There were some limitations in our study. The focus of the pilot study was to investigate the effect of IAYT on arterial stiffness measured at the radial artery. As there were no prior studies in the literature, we have selected a relatively small sample size for our study. As the results were promising, we think that extensive studies with larger sample sizes would help in establishing the effect of integrated yoga on arterial stiffness. The second limitation was that IAYT was conducted for only 1 week and there is a need to study the changes in arterial stiffness by increasing the duration of IAYT. Another limitation of our study was that the yoga practices, diet, Ayurveda, and naturopathy treatments were not the same across the groups. As the pilot study reported a significant effect of IAYT on arterial stiffness, especially in younger adults, the future investigations should focus on studying the effect by giving the same yoga practices, diet, and treatments across the groups. The association of arterial stiffness with diabetes is well established [23] and hence there is a need to study the effect of yoga in general and IAYT in specific in mitigating the diabetic complications and improving the overall health of the patients with diabetes. However, in the current study, no control group was included and in the future, studies should include a control group to strengthen the study.

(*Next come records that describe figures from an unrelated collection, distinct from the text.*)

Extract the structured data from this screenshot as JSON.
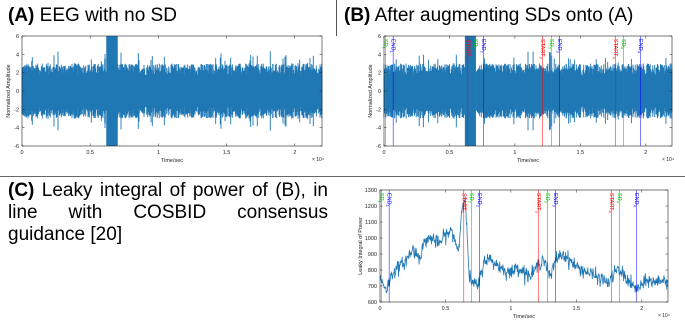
{
  "panels": {
    "a": {
      "letter": "(A)",
      "text": "EEG with no SD"
    },
    "b": {
      "letter": "(B)",
      "text": "After augmenting SDs onto (A)"
    },
    "c": {
      "letter": "(C)",
      "text": "Leaky integral of power of (B), in line with COSBID consensus guidance [20]"
    }
  },
  "colors": {
    "signal": "#1f77b4",
    "start": "#ff0000",
    "sd": "#00bb00",
    "end": "#0000ff"
  },
  "chart_data": [
    {
      "id": "a",
      "type": "line",
      "title": "",
      "xlabel": "Time/sec",
      "ylabel": "Normalized Amplitude",
      "xlim": [
        0,
        2.2
      ],
      "ylim": [
        -6,
        6
      ],
      "x_exponent": "× 10⁴",
      "xticks": [
        "0",
        "0.5",
        "1",
        "1.5",
        "2"
      ],
      "yticks": [
        "-6",
        "-4",
        "-2",
        "0",
        "2",
        "4",
        "6"
      ],
      "series": [
        {
          "envelope_pos": 3.0,
          "envelope_neg": -3.0,
          "bursts": [
            0.64,
            0.68
          ],
          "burst_peak": 6.5
        }
      ]
    },
    {
      "id": "b",
      "type": "line",
      "title": "",
      "xlabel": "Time/sec",
      "ylabel": "Normalized Amplitude",
      "xlim": [
        0,
        2.2
      ],
      "ylim": [
        -6,
        6
      ],
      "x_exponent": "× 10⁴",
      "xticks": [
        "0",
        "0.5",
        "1",
        "1.5",
        "2"
      ],
      "yticks": [
        "-6",
        "-4",
        "-2",
        "0",
        "2",
        "4",
        "6"
      ],
      "markers": [
        {
          "x": 0.01,
          "kind": "sd",
          "label": "SD",
          "sub": "1"
        },
        {
          "x": 0.07,
          "kind": "end",
          "label": "END",
          "sub": "1"
        },
        {
          "x": 0.64,
          "kind": "start",
          "label": "START",
          "sub": "2"
        },
        {
          "x": 0.7,
          "kind": "sd",
          "label": "SD",
          "sub": "2"
        },
        {
          "x": 0.76,
          "kind": "end",
          "label": "END",
          "sub": "2"
        },
        {
          "x": 1.21,
          "kind": "start",
          "label": "START",
          "sub": "3"
        },
        {
          "x": 1.28,
          "kind": "sd",
          "label": "SD",
          "sub": "3"
        },
        {
          "x": 1.34,
          "kind": "end",
          "label": "END",
          "sub": "3"
        },
        {
          "x": 1.77,
          "kind": "start",
          "label": "START",
          "sub": "4"
        },
        {
          "x": 1.83,
          "kind": "sd",
          "label": "SD",
          "sub": "4"
        },
        {
          "x": 1.96,
          "kind": "end",
          "label": "END",
          "sub": "4"
        }
      ]
    },
    {
      "id": "c",
      "type": "line",
      "title": "",
      "xlabel": "Time/sec",
      "ylabel": "Leaky Integral of Power",
      "xlim": [
        0,
        2.2
      ],
      "ylim": [
        600,
        1300
      ],
      "x_exponent": "× 10⁴",
      "xticks": [
        "0",
        "0.5",
        "1",
        "1.5",
        "2"
      ],
      "yticks": [
        "600",
        "700",
        "800",
        "900",
        "1000",
        "1100",
        "1200",
        "1300"
      ],
      "markers": [
        {
          "x": 0.01,
          "kind": "sd",
          "label": "SD",
          "sub": "1"
        },
        {
          "x": 0.07,
          "kind": "end",
          "label": "END",
          "sub": "1"
        },
        {
          "x": 0.64,
          "kind": "start",
          "label": "START",
          "sub": "2"
        },
        {
          "x": 0.7,
          "kind": "sd",
          "label": "SD",
          "sub": "2"
        },
        {
          "x": 0.76,
          "kind": "end",
          "label": "END",
          "sub": "2"
        },
        {
          "x": 1.21,
          "kind": "start",
          "label": "START",
          "sub": "3"
        },
        {
          "x": 1.28,
          "kind": "sd",
          "label": "SD",
          "sub": "3"
        },
        {
          "x": 1.34,
          "kind": "end",
          "label": "END",
          "sub": "3"
        },
        {
          "x": 1.77,
          "kind": "start",
          "label": "START",
          "sub": "4"
        },
        {
          "x": 1.83,
          "kind": "sd",
          "label": "SD",
          "sub": "4"
        },
        {
          "x": 1.96,
          "kind": "end",
          "label": "END",
          "sub": "4"
        }
      ],
      "series": [
        {
          "x": [
            0,
            0.05,
            0.1,
            0.15,
            0.2,
            0.25,
            0.3,
            0.35,
            0.4,
            0.45,
            0.5,
            0.55,
            0.6,
            0.63,
            0.65,
            0.68,
            0.7,
            0.75,
            0.8,
            0.85,
            0.9,
            0.95,
            1.0,
            1.05,
            1.1,
            1.15,
            1.2,
            1.25,
            1.3,
            1.35,
            1.4,
            1.45,
            1.5,
            1.55,
            1.6,
            1.65,
            1.7,
            1.75,
            1.8,
            1.85,
            1.9,
            1.95,
            2.0,
            2.05,
            2.1,
            2.15,
            2.2
          ],
          "values": [
            750,
            680,
            790,
            820,
            860,
            930,
            880,
            990,
            1000,
            960,
            1020,
            1040,
            920,
            1220,
            1270,
            770,
            720,
            700,
            870,
            860,
            830,
            800,
            780,
            820,
            790,
            760,
            820,
            880,
            750,
            880,
            900,
            860,
            820,
            800,
            780,
            760,
            740,
            720,
            800,
            780,
            730,
            680,
            700,
            740,
            720,
            740,
            730
          ]
        }
      ]
    }
  ]
}
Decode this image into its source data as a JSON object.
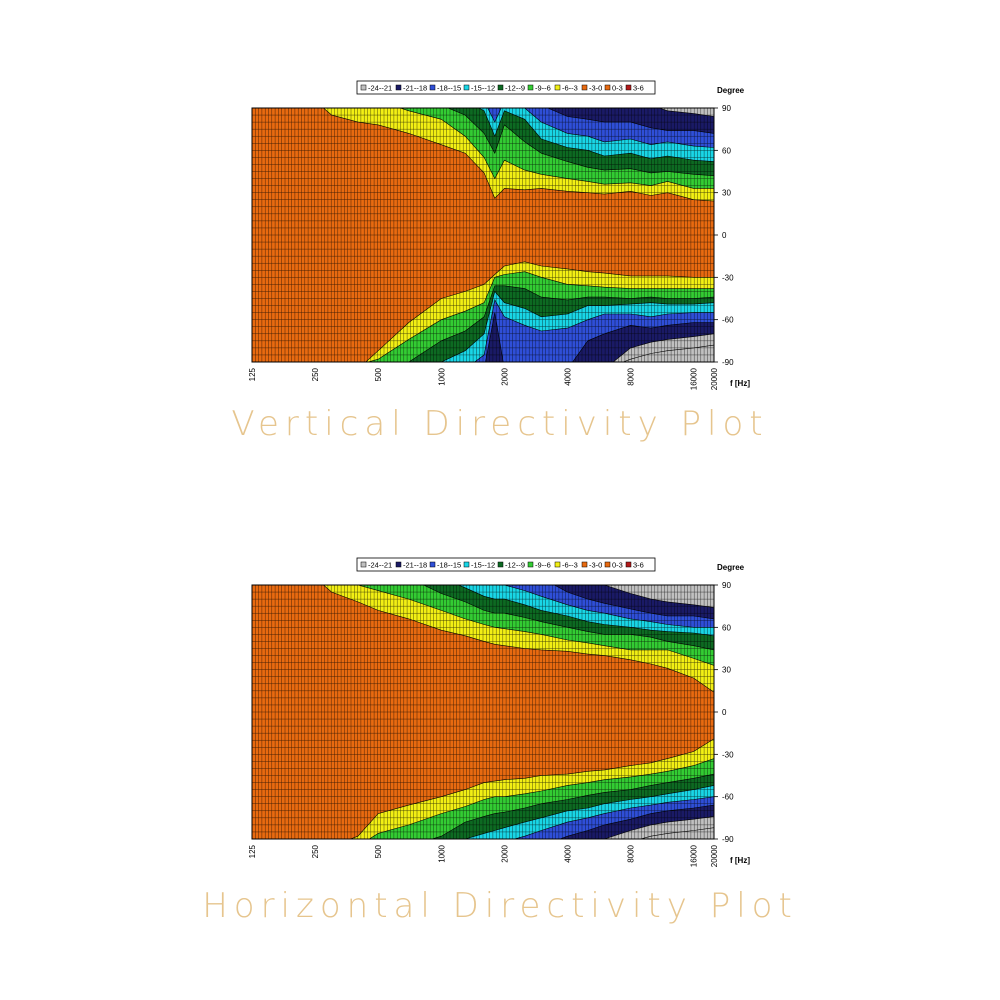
{
  "captions": {
    "vertical": "Vertical Directivity Plot",
    "horizontal": "Horizontal Directivity Plot"
  },
  "chart_data": [
    {
      "type": "heatmap",
      "title": "",
      "xlabel": "f [Hz]",
      "ylabel": "Degree",
      "xscale": "log",
      "xlim": [
        125,
        20000
      ],
      "ylim": [
        -90,
        90
      ],
      "x_ticks": [
        "125",
        "250",
        "500",
        "1000",
        "2000",
        "4000",
        "8000",
        "16000",
        "20000"
      ],
      "x_tick_values": [
        125,
        250,
        500,
        1000,
        2000,
        4000,
        8000,
        16000,
        20000
      ],
      "y_ticks": [
        "90",
        "60",
        "30",
        "0",
        "-30",
        "-60",
        "-90"
      ],
      "y_tick_values": [
        90,
        60,
        30,
        0,
        -30,
        -60,
        -90
      ],
      "grid": true,
      "legend_position": "top",
      "legend": [
        {
          "label": "-24--21",
          "color": "#c0c0c0"
        },
        {
          "label": "-21--18",
          "color": "#1a1a66"
        },
        {
          "label": "-18--15",
          "color": "#2f4fd8"
        },
        {
          "label": "-15--12",
          "color": "#19d6e6"
        },
        {
          "label": "-12--9",
          "color": "#0d6a22"
        },
        {
          "label": "-9--6",
          "color": "#33cc33"
        },
        {
          "label": "-6--3",
          "color": "#f2ef14"
        },
        {
          "label": "-3-0",
          "color": "#e86a10"
        },
        {
          "label": "0-3",
          "color": "#e86a10"
        },
        {
          "label": "3-6",
          "color": "#b31a1a"
        }
      ],
      "upper_contours": {
        "freqs": [
          125,
          250,
          300,
          400,
          500,
          700,
          1000,
          1300,
          1600,
          1800,
          2000,
          2500,
          3000,
          4000,
          5000,
          6000,
          8000,
          10000,
          12000,
          16000,
          20000
        ],
        "lvl_-3": [
          95,
          95,
          85,
          80,
          78,
          72,
          64,
          58,
          44,
          26,
          33,
          32,
          33,
          31,
          30,
          29,
          31,
          28,
          30,
          25,
          24
        ],
        "lvl_-6": [
          95,
          95,
          95,
          95,
          95,
          88,
          82,
          70,
          55,
          40,
          53,
          46,
          43,
          40,
          38,
          36,
          37,
          35,
          38,
          33,
          33
        ],
        "lvl_-9": [
          95,
          95,
          95,
          95,
          95,
          95,
          92,
          85,
          72,
          58,
          78,
          66,
          58,
          52,
          48,
          46,
          47,
          44,
          45,
          43,
          42
        ],
        "lvl_-12": [
          95,
          95,
          95,
          95,
          95,
          95,
          95,
          95,
          88,
          70,
          88,
          82,
          68,
          62,
          60,
          56,
          58,
          54,
          56,
          53,
          52
        ],
        "lvl_-15": [
          95,
          95,
          95,
          95,
          95,
          95,
          95,
          95,
          95,
          80,
          95,
          90,
          80,
          72,
          70,
          66,
          68,
          64,
          66,
          63,
          62
        ],
        "lvl_-18": [
          95,
          95,
          95,
          95,
          95,
          95,
          95,
          95,
          95,
          95,
          95,
          95,
          92,
          84,
          82,
          80,
          80,
          76,
          74,
          74,
          72
        ],
        "lvl_-21": [
          95,
          95,
          95,
          95,
          95,
          95,
          95,
          95,
          95,
          95,
          95,
          95,
          95,
          95,
          95,
          95,
          95,
          92,
          88,
          86,
          84
        ]
      },
      "lower_contours": {
        "freqs": [
          125,
          250,
          300,
          400,
          500,
          700,
          1000,
          1300,
          1600,
          1800,
          2000,
          2500,
          3000,
          4000,
          5000,
          6000,
          8000,
          10000,
          12000,
          16000,
          20000
        ],
        "lvl_-3": [
          95,
          95,
          95,
          95,
          82,
          62,
          45,
          40,
          35,
          28,
          22,
          19,
          22,
          24,
          26,
          27,
          29,
          29,
          29,
          30,
          30
        ],
        "lvl_-6": [
          95,
          95,
          95,
          92,
          88,
          74,
          60,
          54,
          48,
          30,
          28,
          26,
          30,
          35,
          36,
          37,
          38,
          38,
          38,
          38,
          38
        ],
        "lvl_-9": [
          95,
          95,
          95,
          95,
          95,
          90,
          75,
          68,
          58,
          36,
          36,
          38,
          44,
          46,
          44,
          44,
          45,
          44,
          45,
          45,
          44
        ],
        "lvl_-12": [
          95,
          95,
          95,
          95,
          95,
          95,
          90,
          82,
          70,
          40,
          48,
          52,
          58,
          56,
          50,
          50,
          49,
          48,
          49,
          49,
          48
        ],
        "lvl_-15": [
          95,
          95,
          95,
          95,
          95,
          95,
          95,
          95,
          85,
          46,
          58,
          64,
          68,
          66,
          60,
          56,
          56,
          58,
          56,
          55,
          55
        ],
        "lvl_-18": [
          95,
          95,
          95,
          95,
          95,
          95,
          95,
          95,
          95,
          55,
          95,
          95,
          95,
          95,
          75,
          70,
          64,
          66,
          64,
          62,
          62
        ],
        "lvl_-21": [
          95,
          95,
          95,
          95,
          95,
          95,
          95,
          95,
          95,
          95,
          95,
          95,
          95,
          95,
          95,
          95,
          80,
          76,
          74,
          72,
          70
        ],
        "lvl_-24": [
          95,
          95,
          95,
          95,
          95,
          95,
          95,
          95,
          95,
          95,
          95,
          95,
          95,
          95,
          95,
          95,
          88,
          84,
          82,
          80,
          78
        ]
      }
    },
    {
      "type": "heatmap",
      "title": "",
      "xlabel": "f [Hz]",
      "ylabel": "Degree",
      "xscale": "log",
      "xlim": [
        125,
        20000
      ],
      "ylim": [
        -90,
        90
      ],
      "x_ticks": [
        "125",
        "250",
        "500",
        "1000",
        "2000",
        "4000",
        "8000",
        "16000",
        "20000"
      ],
      "x_tick_values": [
        125,
        250,
        500,
        1000,
        2000,
        4000,
        8000,
        16000,
        20000
      ],
      "y_ticks": [
        "90",
        "60",
        "30",
        "0",
        "-30",
        "-60",
        "-90"
      ],
      "y_tick_values": [
        90,
        60,
        30,
        0,
        -30,
        -60,
        -90
      ],
      "grid": true,
      "legend_position": "top",
      "legend": [
        {
          "label": "-24--21",
          "color": "#c0c0c0"
        },
        {
          "label": "-21--18",
          "color": "#1a1a66"
        },
        {
          "label": "-18--15",
          "color": "#2f4fd8"
        },
        {
          "label": "-15--12",
          "color": "#19d6e6"
        },
        {
          "label": "-12--9",
          "color": "#0d6a22"
        },
        {
          "label": "-9--6",
          "color": "#33cc33"
        },
        {
          "label": "-6--3",
          "color": "#f2ef14"
        },
        {
          "label": "-3-0",
          "color": "#e86a10"
        },
        {
          "label": "0-3",
          "color": "#e86a10"
        },
        {
          "label": "3-6",
          "color": "#b31a1a"
        }
      ],
      "upper_contours": {
        "freqs": [
          125,
          250,
          300,
          400,
          500,
          700,
          1000,
          1300,
          1600,
          1800,
          2000,
          2500,
          3000,
          4000,
          5000,
          6000,
          8000,
          10000,
          12000,
          16000,
          20000
        ],
        "lvl_-3": [
          95,
          95,
          85,
          78,
          72,
          66,
          58,
          54,
          50,
          48,
          47,
          45,
          44,
          43,
          41,
          40,
          37,
          34,
          31,
          24,
          14
        ],
        "lvl_-6": [
          95,
          95,
          95,
          90,
          86,
          80,
          72,
          66,
          62,
          60,
          59,
          57,
          55,
          51,
          49,
          47,
          44,
          44,
          44,
          38,
          33
        ],
        "lvl_-9": [
          95,
          95,
          95,
          95,
          95,
          95,
          84,
          78,
          72,
          70,
          70,
          67,
          64,
          60,
          57,
          55,
          55,
          53,
          50,
          47,
          44
        ],
        "lvl_-12": [
          95,
          95,
          95,
          95,
          95,
          95,
          95,
          88,
          82,
          80,
          80,
          76,
          72,
          68,
          64,
          62,
          60,
          58,
          57,
          56,
          54
        ],
        "lvl_-15": [
          95,
          95,
          95,
          95,
          95,
          95,
          95,
          95,
          92,
          90,
          90,
          86,
          82,
          76,
          72,
          70,
          66,
          64,
          62,
          60,
          60
        ],
        "lvl_-18": [
          95,
          95,
          95,
          95,
          95,
          95,
          95,
          95,
          95,
          95,
          95,
          95,
          95,
          85,
          80,
          77,
          73,
          70,
          68,
          68,
          66
        ],
        "lvl_-21": [
          95,
          95,
          95,
          95,
          95,
          95,
          95,
          95,
          95,
          95,
          95,
          95,
          95,
          95,
          92,
          90,
          84,
          80,
          78,
          76,
          74
        ]
      },
      "lower_contours": {
        "freqs": [
          125,
          250,
          300,
          400,
          500,
          700,
          1000,
          1300,
          1600,
          1800,
          2000,
          2500,
          3000,
          4000,
          5000,
          6000,
          8000,
          10000,
          12000,
          16000,
          20000
        ],
        "lvl_-3": [
          95,
          95,
          95,
          88,
          72,
          66,
          60,
          55,
          50,
          49,
          48,
          47,
          45,
          44,
          42,
          41,
          38,
          36,
          33,
          28,
          19
        ],
        "lvl_-6": [
          95,
          95,
          95,
          95,
          86,
          80,
          72,
          67,
          62,
          60,
          60,
          58,
          56,
          52,
          50,
          48,
          46,
          44,
          42,
          38,
          33
        ],
        "lvl_-9": [
          95,
          95,
          95,
          95,
          95,
          95,
          88,
          78,
          74,
          72,
          71,
          68,
          65,
          62,
          59,
          57,
          55,
          52,
          50,
          47,
          44
        ],
        "lvl_-12": [
          95,
          95,
          95,
          95,
          95,
          95,
          95,
          90,
          86,
          84,
          82,
          78,
          75,
          70,
          68,
          65,
          62,
          60,
          58,
          55,
          52
        ],
        "lvl_-15": [
          95,
          95,
          95,
          95,
          95,
          95,
          95,
          95,
          95,
          95,
          92,
          88,
          84,
          78,
          75,
          72,
          68,
          66,
          64,
          62,
          60
        ],
        "lvl_-18": [
          95,
          95,
          95,
          95,
          95,
          95,
          95,
          95,
          95,
          95,
          95,
          95,
          95,
          88,
          84,
          80,
          76,
          72,
          70,
          68,
          66
        ],
        "lvl_-21": [
          95,
          95,
          95,
          95,
          95,
          95,
          95,
          95,
          95,
          95,
          95,
          95,
          95,
          95,
          95,
          90,
          84,
          80,
          78,
          76,
          74
        ],
        "lvl_-24": [
          95,
          95,
          95,
          95,
          95,
          95,
          95,
          95,
          95,
          95,
          95,
          95,
          95,
          95,
          95,
          95,
          92,
          88,
          86,
          84,
          82
        ]
      }
    }
  ]
}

In conclusion, a 1-week IAYT intervention has significantly reduced arterial stiffness in young adults with obesity when compared to older adults. Arterial stiffness is considered as one of the potential cardiovascular risk factors and with a significant reduction in arterial stiffness we can say that a 1-week IAYT program can be suggested as an effective program to control the cardiovascular risk. In older adults, arterial stiffness also increases with age and hence it may take longer to see a similar effect. Therefore, the effect of IAYT on arterial stiffness needs to be studied with an extended duration of yoga therapy for older adults.
Acknowledgements
We express our sincere thanks to S-VYASA for supporting this study and all the volunteers of S-VYASA who helped us at various stages of the project. We sincerely thank Dr. Kashinath Metri and Dr. Judu Ilavarasu for reviewing the manuscript.
This research did not receive any specific grant from funding agencies in the public, commercial or not-for-profit sectors.
Disclosure Statement
The authors have no conflict of interest relevant to this article to report.